Haber / İmdat Gibilere Cevap Gibi
13:42 11 March 2016

Fahri Huvaj  

“Çerkes olarak doğmuş olmanın ve Çerkes kalmanın pek de önemli olmadığını” düşünenlerin “Anayurda Dönüş” tezimize karşı çıkmaları, dönüşçülere saldırmaları anlaşılır bir şeydir.
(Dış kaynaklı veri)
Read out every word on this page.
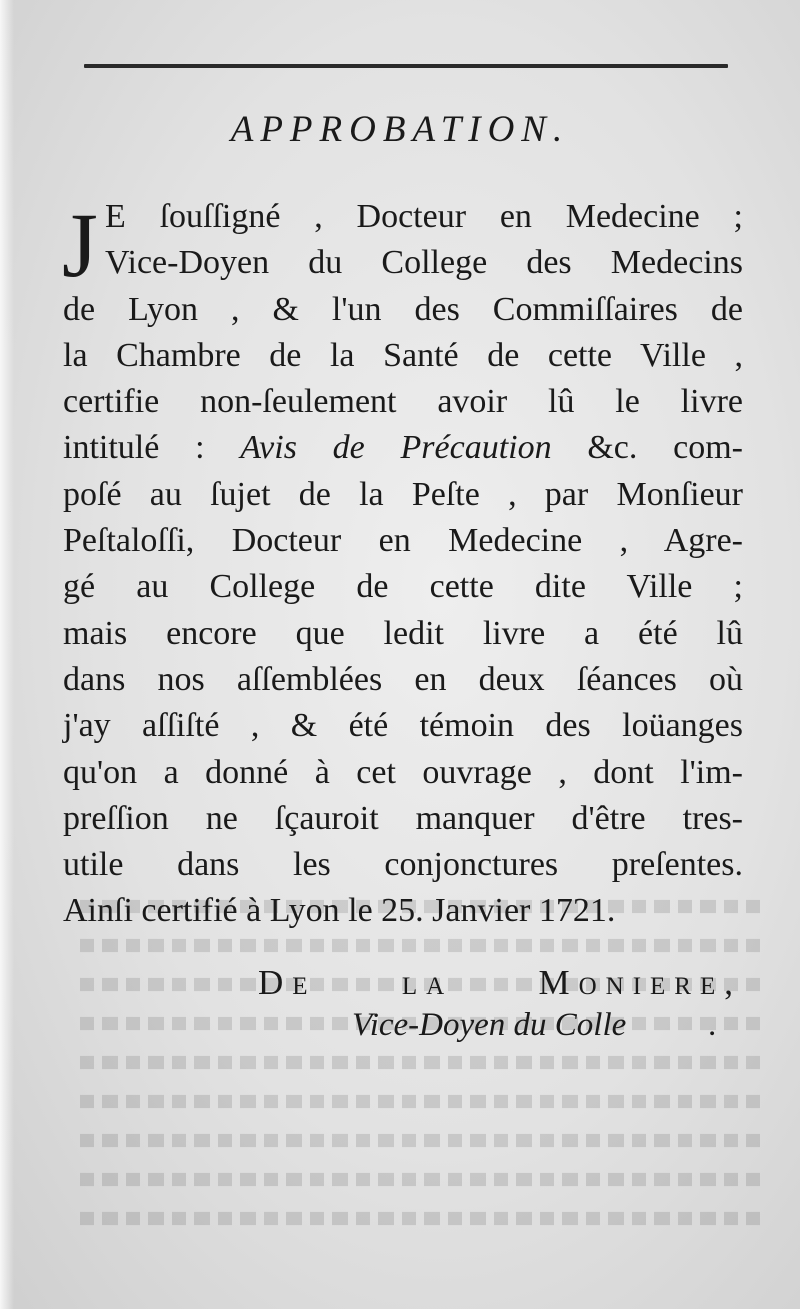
APPROBATION.
J E ſouſſigné , Docteur en Medecine ;
Vice-Doyen du College des Medecins
de Lyon , & l'un des Commiſſaires de
la Chambre de la Santé de cette Ville ,
certifie non-ſeulement avoir lû le livre
intitulé : Avis de Précaution &c. com-
poſé au ſujet de la Peſte , par Monſieur
Peſtaloſſi, Docteur en Medecine , Agre-
gé au College de cette dite Ville ;
mais encore que ledit livre a été lû
dans nos aſſemblées en deux ſéances où
j'ay aſſiſté , & été témoin des loüanges
qu'on a donné à cet ouvrage , dont l'im-
preſſion ne ſçauroit manquer d'être tres-
utile dans les conjonctures preſentes.
Ainſi certifié à Lyon le 25. Janvier 1721.
De la Moniere,
Vice-Doyen du Colle .
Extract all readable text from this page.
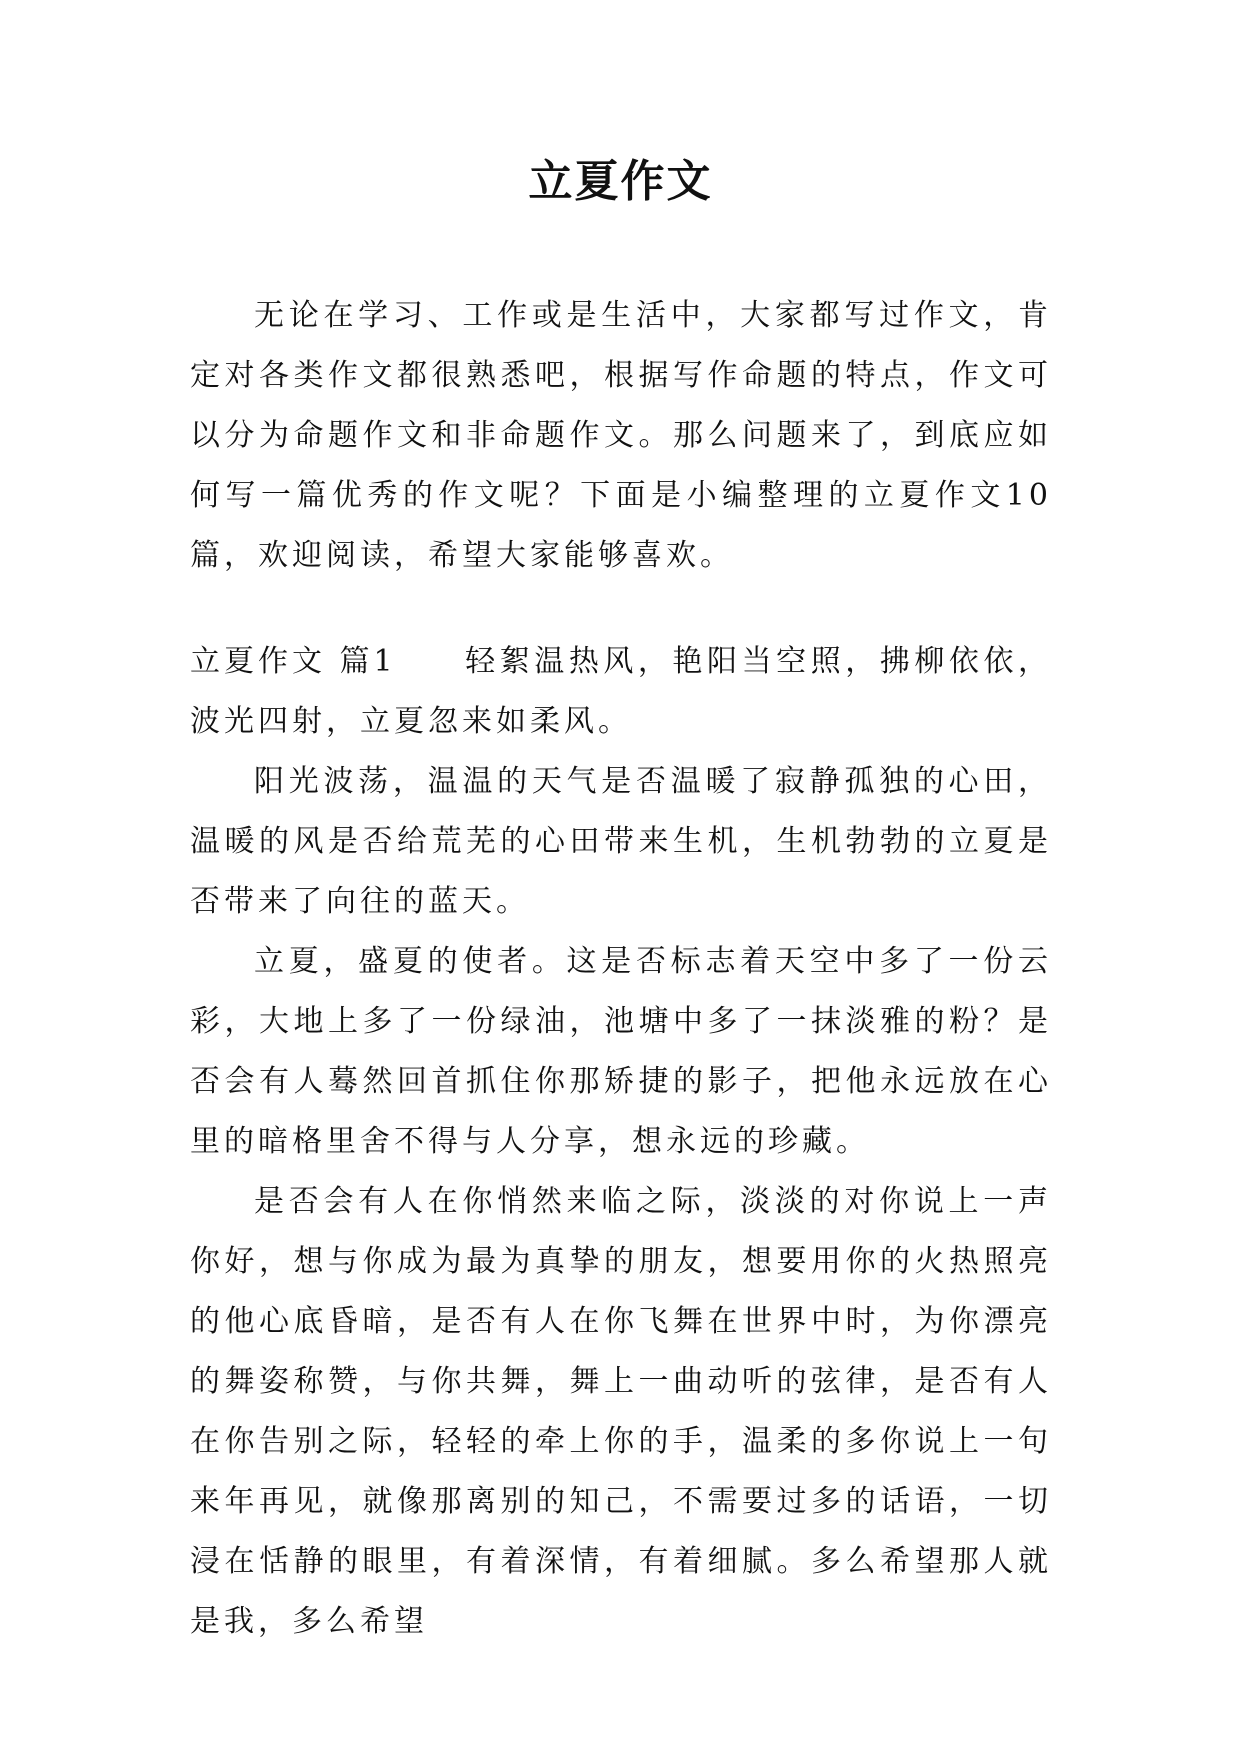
立夏作文

无论在学习、工作或是生活中，大家都写过作文，肯定对各类作文都很熟悉吧，根据写作命题的特点，作文可以分为命题作文和非命题作文。那么问题来了，到底应如何写一篇优秀的作文呢？下面是小编整理的立夏作文10篇，欢迎阅读，希望大家能够喜欢。

立夏作文 篇1 轻絮温热风，艳阳当空照，拂柳依依，波光四射，立夏忽来如柔风。

阳光波荡，温温的天气是否温暖了寂静孤独的心田，温暖的风是否给荒芜的心田带来生机，生机勃勃的立夏是否带来了向往的蓝天。

立夏，盛夏的使者。这是否标志着天空中多了一份云彩，大地上多了一份绿油，池塘中多了一抹淡雅的粉？是否会有人蓦然回首抓住你那矫捷的影子，把他永远放在心里的暗格里舍不得与人分享，想永远的珍藏。

是否会有人在你悄然来临之际，淡淡的对你说上一声你好，想与你成为最为真挚的朋友，想要用你的火热照亮的他心底昏暗，是否有人在你飞舞在世界中时，为你漂亮的舞姿称赞，与你共舞，舞上一曲动听的弦律，是否有人在你告别之际，轻轻的牵上你的手，温柔的多你说上一句来年再见，就像那离别的知己，不需要过多的话语，一切浸在恬静的眼里，有着深情，有着细腻。多么希望那人就是我，多么希望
Hasbelkader Çerkes olarak doğmuş olmakla birlikte bir ulusal amacı ve hedefi olmayan, bu nedenle kimseye karşı bir sorumluluk duymayan insanlar oturup ulusal konularda ahkâm keserek, hiçbir öneride bulunmadan her öneriye bir kulp takarak tatmin olmaya çalışabilirler.

Çerkes olmanın ve Çerkes kalmanın önemli olduğunu düşünen, bunun için “Anayurda Dönüş” dışında bir çözüm olmadığını da gören ama “Anayurda Dönüşü”, orada yeni bir düzen kurmayı, yeni bir mücadeleyi kişisel olarak göze alamayanları da, bunu deneyip başaramayanları da anlamak mümkün.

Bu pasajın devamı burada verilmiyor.